Según la última encuesta de la Federación del Gremio de Editores, el 38 % de los españoles no leen nunca, o casi nunca, un libro. Un porcentaje espeluznante, que seguramente aumentaría hasta límites sonrojantes si preguntasen cuántos de los entrevistados han leído libros de literatura (novela, ensayo, teatro, poesía…). Es que, dedicando tantas horas a la culta programación de Tele 5, queda poco tiempo libre para la lectura. Aunque el mal viene de muy atrás en la historia. Ya en un entremés de Cervantes, un candidato a alcalde protesta airadamente cuando le preguntan si sabe leer. Él está orgulloso de su analfabetismo como buen cristiano viejo que es. Y nos deja una sentencia histórica: los libros «llevan a los hombres al brasero y a las mujeres a la casa llana». Pero el porcentaje actual es realmente preocupante, pues estamos hablando de un país con una gran industria editorial y un peso enorme en ese mercado. Igual empieza ahora a hacerse notar aquí lo que ya se adelantaba en un libro de mediados de los años 60, La galaxia Gutemberg, de McLuhan. En él este profesor canadiense vaticinaba que, después de cinco siglos de apogeo de la imprenta, hemos llegado al final de la cultura impresa. Parece que esta teoría se confirma sin remedio en nuestro país…
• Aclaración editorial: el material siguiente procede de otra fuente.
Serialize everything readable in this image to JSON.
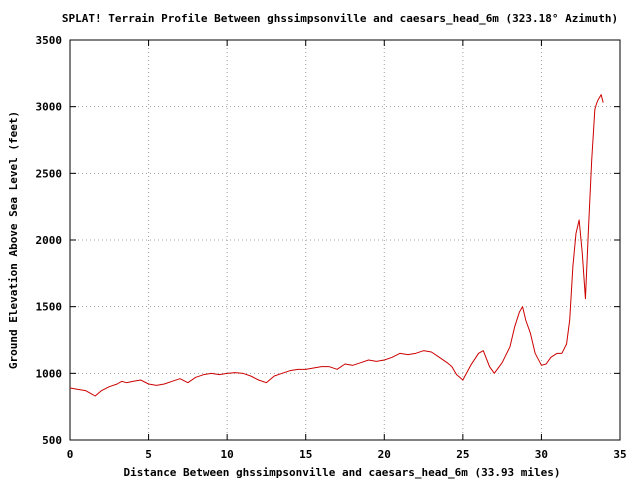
{
  "chart_data": {
    "type": "line",
    "title": "SPLAT! Terrain Profile Between ghssimpsonville and caesars_head_6m (323.18° Azimuth)",
    "xlabel": "Distance Between ghssimpsonville and caesars_head_6m (33.93 miles)",
    "ylabel": "Ground Elevation Above Sea Level (feet)",
    "xlim": [
      0,
      35
    ],
    "ylim": [
      500,
      3500
    ],
    "x_ticks": [
      0,
      5,
      10,
      15,
      20,
      25,
      30,
      35
    ],
    "y_ticks": [
      500,
      1000,
      1500,
      2000,
      2500,
      3000,
      3500
    ],
    "x_tick_labels": [
      "0",
      "5",
      "10",
      "15",
      "20",
      "25",
      "30",
      "35"
    ],
    "y_tick_labels": [
      "500",
      "1000",
      "1500",
      "2000",
      "2500",
      "3000",
      "3500"
    ],
    "grid": true,
    "legend": "none",
    "line_color": "#cc0000",
    "series": [
      {
        "x": [
          0,
          0.5,
          1.0,
          1.3,
          1.6,
          2.0,
          2.5,
          3.0,
          3.3,
          3.6,
          4.0,
          4.5,
          5.0,
          5.5,
          6.0,
          6.5,
          7.0,
          7.5,
          8.0,
          8.5,
          9.0,
          9.5,
          10.0,
          10.5,
          11.0,
          11.5,
          12.0,
          12.5,
          13.0,
          13.5,
          14.0,
          14.5,
          15.0,
          15.5,
          16.0,
          16.5,
          17.0,
          17.5,
          18.0,
          18.5,
          19.0,
          19.5,
          20.0,
          20.5,
          21.0,
          21.5,
          22.0,
          22.5,
          23.0,
          23.5,
          24.0,
          24.3,
          24.6,
          25.0,
          25.5,
          26.0,
          26.3,
          26.7,
          27.0,
          27.5,
          28.0,
          28.3,
          28.6,
          28.8,
          29.0,
          29.3,
          29.6,
          30.0,
          30.3,
          30.6,
          31.0,
          31.3,
          31.6,
          31.8,
          32.0,
          32.2,
          32.4,
          32.6,
          32.8,
          33.0,
          33.2,
          33.4,
          33.5,
          33.6,
          33.7,
          33.8,
          33.93
        ],
        "y": [
          890,
          880,
          870,
          850,
          830,
          870,
          900,
          920,
          940,
          930,
          940,
          950,
          920,
          910,
          920,
          940,
          960,
          930,
          970,
          990,
          1000,
          990,
          1000,
          1005,
          1000,
          980,
          950,
          930,
          980,
          1000,
          1020,
          1030,
          1030,
          1040,
          1050,
          1050,
          1030,
          1070,
          1060,
          1080,
          1100,
          1090,
          1100,
          1120,
          1150,
          1140,
          1150,
          1170,
          1160,
          1120,
          1080,
          1050,
          990,
          950,
          1060,
          1150,
          1170,
          1050,
          1000,
          1080,
          1200,
          1350,
          1460,
          1500,
          1400,
          1300,
          1150,
          1060,
          1070,
          1120,
          1150,
          1150,
          1220,
          1400,
          1800,
          2050,
          2150,
          1900,
          1560,
          2100,
          2600,
          2980,
          3020,
          3050,
          3070,
          3090,
          3030
        ]
      }
    ]
  }
}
Tradicionalmente, en España la culpa de que no se lea se le echa siempre a la escuela. Pues no sólo no es cierto, sino que es en la escuela donde el españolito medio leerá más que en ningún otro momento de su vida. En la enseñanza primaria y en la secundaria la lectura forma parte de la programación didáctica de la lengua castellana (y de la gallega, vasca y catalana en sus respectivas autonomías). En el bachillerato los profesores hacen lo que pueden aún a riesgo de dejar un poco de lado los ¡importantísimos análisis morfo-sintácticos…! Pero, ¿qué pasa después con el adolescente que no volverá a leer un libro literario? Pues que, o el sistema académico no ha logrado inculcarle la afición a la lectura tal como se pretendía, o bien que se ha extraviado entre la confusión que existe en el mundo de la literatura y a la que todos -unos más que otros, es cierto- estamos contribuyendo. La presión del mercado y de la publicidad, el interés espúreo de muchas editoriales que buscan y «encargan» a agencias literarias un tipo de novela determinada: una historia concreta, una intriga que ayude a mantener el interés, unas dosis adecuadas de violencia y erotismo, un número de páginas no inferior a quinientas… Sin olvidarnos de la propaganda con que se ofertan los grandes premios literarios españoles, que lo que pretenden, realmente, es vender muchos ejemplares de unas obras premiadas, sí, pero casi siempre al margen de la calidad literaria esperada. Los medios de comunicación, empezando por los periódicos, deberían guiar con honestidad al lector hacia lo bueno, hacia lo valioso literariamente hablando, que, por otra parte, no resulta tan difícil de reconocer.
Y hay que exigir a nuestros políticos que den ejemplo. Que «ministras y ministros», unos y otras, lean literatura, que se les vea alguna vez con un libro en la mano, que estén al día de lo bueno que se escribe porque eso, además, se les acabará notando. La buena literatura acabaría haciéndolos más cultos, más humanos, menos dogmáticos, más próximos. Pero me temo que hasta que un poeta lírico se alce con la presidencia de algún país importante, el ejemplo de leer no va a cundir entre nuestros políticos. Y así les luce el pelo.